This is interesting:
Using orbital radar satellite imagery, Charlotte Skonieczny of the L'Institut Français de Recherche pour l'Exploitation de la Mer and her colleagues looked beneath today’s bone-dry, sandy desert to geological features beneath. These ancient features helped them map a river system some 320 miles long that lines up perfectly with the sediments and underwater canyon.
This started 245,000 years ago.
But don't worry. Of course there is a global warming angle:
The Sahara's climate shift was driven by subtle variations in the Earth's orbit around the sun, the researchers say. That such a drastic shift could arise from such minute variations in sunlight is "Yet another reminder," the researchers write, "in the context of the growing greenhouse gases emissions (another external forcing), of how sensitive the climate system is."
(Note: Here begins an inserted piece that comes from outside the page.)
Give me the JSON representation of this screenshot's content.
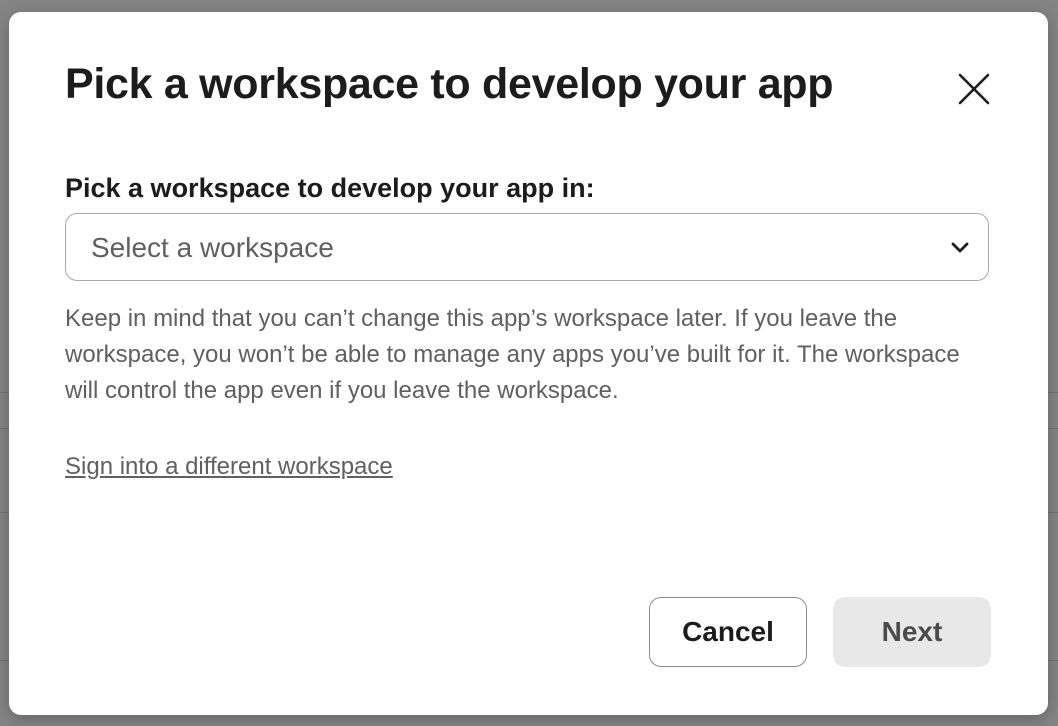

Yeah, no big research money for orbital variations, I assume.
You know what else that Sahara climate shift is a reminder of? The importance of that big hot thing up in the sky that we call the Sun on the climate of our planet.
When the energy reaching Earth from that massive ball of nuclear fusion changes, our climate changes. It's the damnedest thing.
But variations in the Earth's orbit isn't a factor that can be affected by forcing people to mindlessly sort trash into multi-colored bins. So it is only a reminder of something else that some people can pretend will affect the climate.